Website editor defies order to correct Facebook post
This is the second time the Government has invoked fake news law in four days
The States Times Review (STR), a website run from overseas, has been directed to correct false statements in a Facebook post.
This is the second time that the Government has exercised its powers under the new Protection from Online Falsehoods and Manipulation Act (Pofma), following its use on Monday in relation to a Facebook post by Progress Singapore Party member Brad Bowyer.
But the editor of STR has said it will not comply with the order.
STR is run by Mr Alex Tan Zhi Xiang, a 32-year-old Singaporean who lives abroad. He is the editor of various websites including Temasek Review News and Singapore Herald.
The latest direction, issued on the instruction of Law and Home Affairs Minister K Shanmugam, was made against an STR post on Nov 23 which made "false and baseless" claims.
One of the claims was that a person had been arrested by the police, and a person is being investigated, for revealing the religious affiliation of a People's Action Party member in a Nov 17 post on the "NUSSU - NUS Students United" (NSU) Facebook page, which spoofs the National University of Singapore Students Union.
The post also claimed that the page had been taken down by the Government.

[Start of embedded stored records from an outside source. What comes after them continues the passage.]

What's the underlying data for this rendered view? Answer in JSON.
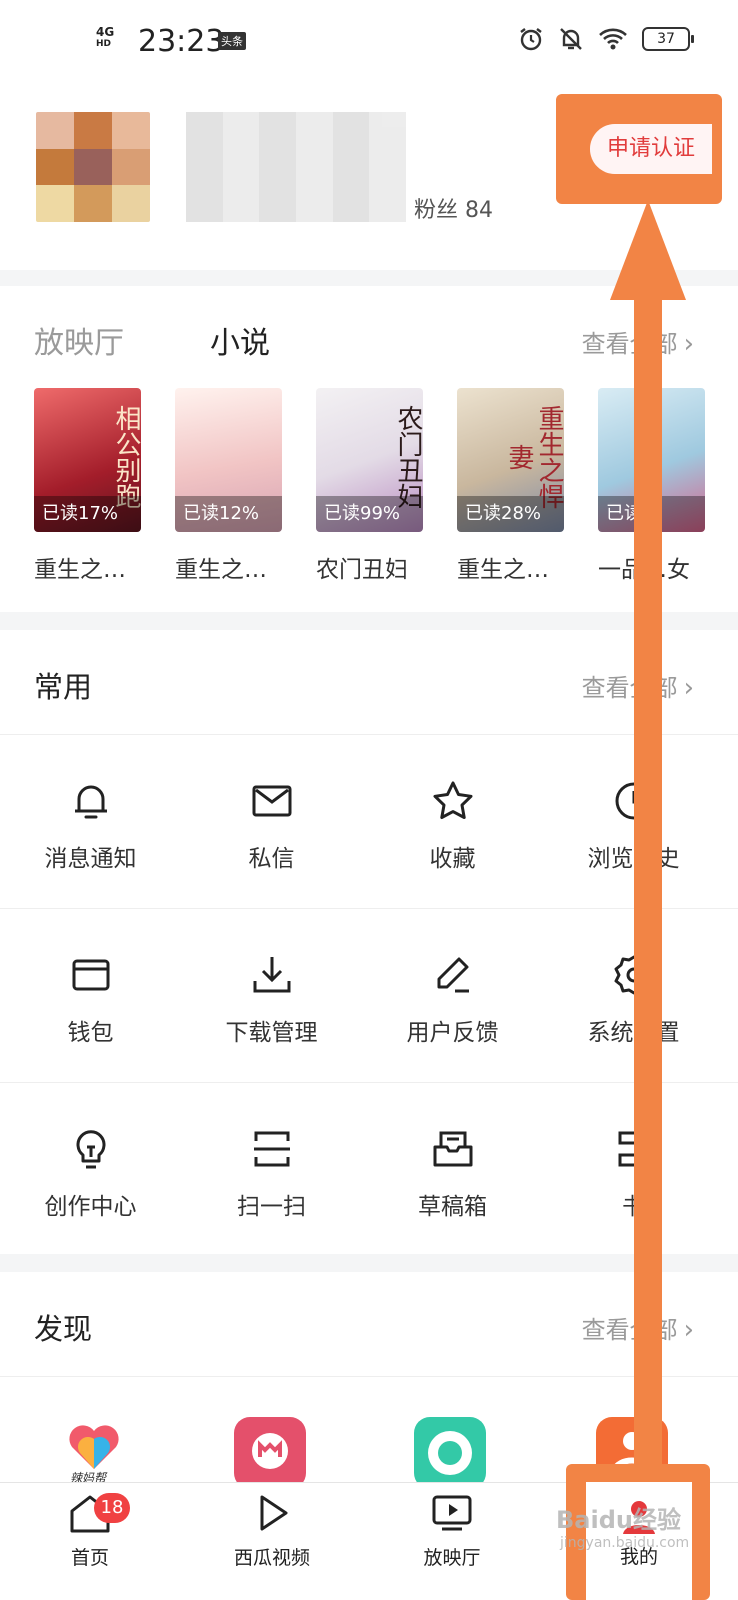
{
  "status_bar": {
    "network": "4G",
    "network_sub": "HD",
    "time": "23:23",
    "app_badge": "头条",
    "battery": "37"
  },
  "profile": {
    "stat_text": "粉丝 84",
    "apply_cert_label": "申请认证"
  },
  "novel_section": {
    "tabs": [
      "放映厅",
      "小说"
    ],
    "see_all": "查看全部",
    "books": [
      {
        "name": "重生之…",
        "progress": "已读17%",
        "cover_title": "相公别跑",
        "cover_color": "#c9333b"
      },
      {
        "name": "重生之…",
        "progress": "已读12%",
        "cover_title": "",
        "cover_color": "#f1dede"
      },
      {
        "name": "农门丑妇",
        "progress": "已读99%",
        "cover_title": "农门丑妇",
        "cover_color": "#ece8ef"
      },
      {
        "name": "重生之…",
        "progress": "已读28%",
        "cover_title": "重生之悍妻",
        "cover_color": "#d1c6b3"
      },
      {
        "name": "一品…女",
        "progress": "已读…",
        "cover_title": "",
        "cover_color": "#b9d7e6"
      }
    ]
  },
  "common_section": {
    "title": "常用",
    "see_all": "查看全部",
    "rows": [
      [
        {
          "label": "消息通知",
          "icon": "bell-icon"
        },
        {
          "label": "私信",
          "icon": "mail-icon"
        },
        {
          "label": "收藏",
          "icon": "star-icon"
        },
        {
          "label": "浏览历史",
          "icon": "clock-icon"
        }
      ],
      [
        {
          "label": "钱包",
          "icon": "wallet-icon"
        },
        {
          "label": "下载管理",
          "icon": "download-icon"
        },
        {
          "label": "用户反馈",
          "icon": "pen-icon"
        },
        {
          "label": "系统设置",
          "icon": "gear-icon"
        }
      ],
      [
        {
          "label": "创作中心",
          "icon": "bulb-icon"
        },
        {
          "label": "扫一扫",
          "icon": "scan-icon"
        },
        {
          "label": "草稿箱",
          "icon": "drafts-icon"
        },
        {
          "label": "书",
          "icon": "book-icon"
        }
      ]
    ]
  },
  "discover_section": {
    "title": "发现",
    "see_all": "查看全部",
    "apps": [
      {
        "name": "辣妈帮",
        "color": "#ffffff"
      },
      {
        "name": "",
        "color": "#e4506b"
      },
      {
        "name": "",
        "color": "#33c9a7"
      },
      {
        "name": "",
        "color": "#f36c35"
      }
    ]
  },
  "tabbar": {
    "items": [
      {
        "label": "首页",
        "badge": "18"
      },
      {
        "label": "西瓜视频"
      },
      {
        "label": "放映厅"
      },
      {
        "label": "我的"
      }
    ]
  },
  "watermark": {
    "text": "Baidu经验",
    "sub": "jingyan.baidu.com"
  },
  "colors": {
    "accent": "#f28445",
    "red": "#e13c3c",
    "badge": "#f04142"
  }
}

The Ministry of Home Affairs (MHA) said these claims were false and baseless.
"No one has been arrested or charged arising from the NSU post," the ministry said.
It added that Facebook had removed the NUSSU - NUS Students United page of its own accord, as the page violated its authenticity policies, and the "fake accounts" linked to the page breached Facebook's guidelines.
"The STR article also makes various other scurrilous allegations including on our elections process. These allegations are absurd," MHA said.
In a defiant post on the Facebook page uploaded yesterday morning, the editor of STR said: "We have not received any request from the Australian Federal Police or the authorities to take down any article.
"States Times Review and it's (sic) editor, who is now a citizen of Australia, will not comply with any order from a foreign government like North Korea or Singapore."
STR's Facebook page also posted the following update: "The Singapore government claimed that no arrest was made. This runs in contrary to the tip off we received."
MHA said this was not the first time a site run by Mr Tan had perpetuated falsehoods.
"This is not the first time that these websites, as well as STR, have perpetuated outright fabrications, such as misrepresenting Singapore's position in foreign relations with other countries and casting aspersions on the integrity of public institutions," said MHA.
It added that the websites have breached the Info-communications Media Development Authority's Internet Code of Practice on the grounds of public interest, and have previously been blocked by IMDA.